Болезнь от худого воздуха

День, проведенный в беседах со свидетелями, затем неудобоваримая пища — пережаренная телячья печень, плавающая в масле, и несколько часов чтения утомили адвоката дьявола. Поскольку глаза у него слипались и он снова и снова вчитывался в один и тот же абзац, адвокат решил спуститься по широкой мраморной лестнице и выйти на площадь глотнуть свежего воздуха. Казалось, весь город взбудоражен недавними убийствами. Аркенти почувствовал, что всеобщее беспокойство отражается и на нем. Оно заставило его погрузиться в воспоминания о Риме, о своем ощущении, что за ним из Рима в Кремону следует какая-то мрачная туча. Пряча рукопись в стол, он заметил погребальный саван Фабрицио Камбьяти и сунул его в карман.

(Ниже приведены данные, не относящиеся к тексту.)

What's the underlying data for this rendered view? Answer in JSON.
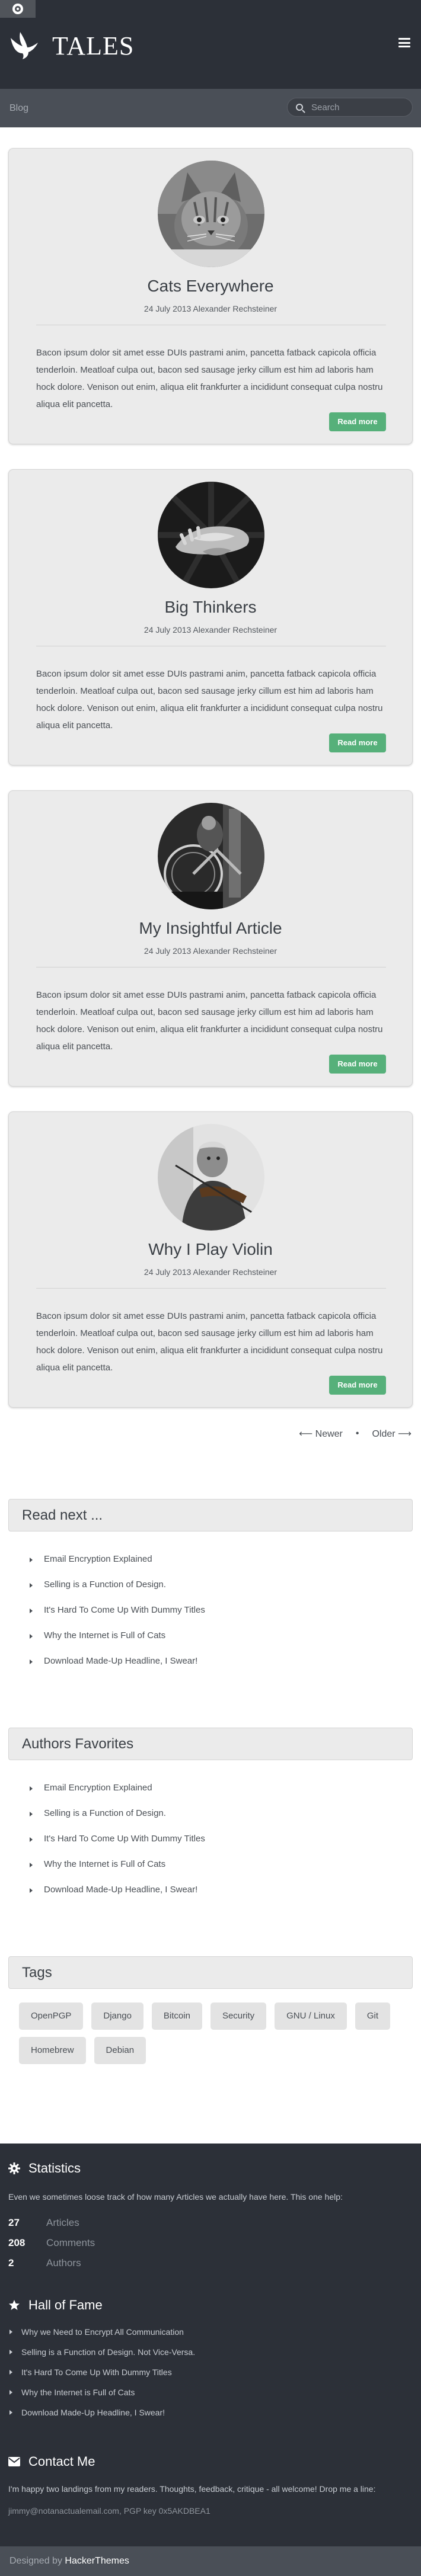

Когда несколько минут спустя адвокат вышел на площадь, голова у него шла кругом от тревожных мыслей о Риме, о том, что там творится в его отсутствие. Аркенти чувствовал, происходит что-то ужасное, ему казалось, что земля уходит у него из-под ног, что он теряет опору.

Круглый глаз луны, окруженный россыпью звезд, взирал с небес на город. Сотни луж, оставшиеся на площади после недавнего дождя, отражали луну. Отражения дрожали и расплывались под дуновениями сырого ветерка. Внезапно звезды закружились и выстроились аркой на небосклоне. Все разлеталось, двигалось — и в небе и на земле. Серая птица размером с ворона села на ступеньку собора неподалеку от него. Птица прошлась взад и вперед. Она открывала и закрывала клюв, но не издала ни звука. Блестящим черным глазом птица уставилась на адвоката. Ему стало не по себе. Очередной порыв ветра подхватил птицу, и она улетела. Словно черный клуб дыма после конклава кардиналов. И в этот миг он понял с необыкновенной ясностью: Бенедикт умер. Папа мертв.

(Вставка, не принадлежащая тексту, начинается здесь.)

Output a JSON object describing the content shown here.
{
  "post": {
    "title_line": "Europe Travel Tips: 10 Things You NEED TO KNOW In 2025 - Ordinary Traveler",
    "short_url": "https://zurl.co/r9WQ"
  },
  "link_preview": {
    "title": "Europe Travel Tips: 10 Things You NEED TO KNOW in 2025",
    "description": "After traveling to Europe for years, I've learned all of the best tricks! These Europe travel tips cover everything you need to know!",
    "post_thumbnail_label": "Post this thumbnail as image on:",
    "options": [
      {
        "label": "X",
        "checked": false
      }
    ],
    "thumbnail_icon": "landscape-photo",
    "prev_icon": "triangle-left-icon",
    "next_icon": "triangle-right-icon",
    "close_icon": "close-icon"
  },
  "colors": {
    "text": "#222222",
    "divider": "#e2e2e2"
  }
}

Адвокат ощутил дрожь сомнения, будто первое легкое колебание земли перед землетрясением. Он, спотыкаясь, шел по площади, едва понимая, где находится.

Аркенти обнаружил, что держится за колонну перед собором. Его била дрожь, словно земля погибала. Он вспомнил, что этот самый собор, эта церковь, этот оплот веры много веков назад рухнул во время землетрясения, еще даже не будучи достроен.

Что мне делать? Я не могу теперь мчаться в Рим. Здесь меня одолевают тревоги и сомнения и неспособность принять решение насчет кандидата — впервые за все время в роли адвоката дьявола. Я потерпел неудачу! Но я должен исполнять свой долг. Я должен узнать истину, но как узнать, что есть истина? Мне ненавистна эта неопределенность. Был он святым или нет? Был или нет? Или он был святым, или не был. Третьего не дано. Или дано?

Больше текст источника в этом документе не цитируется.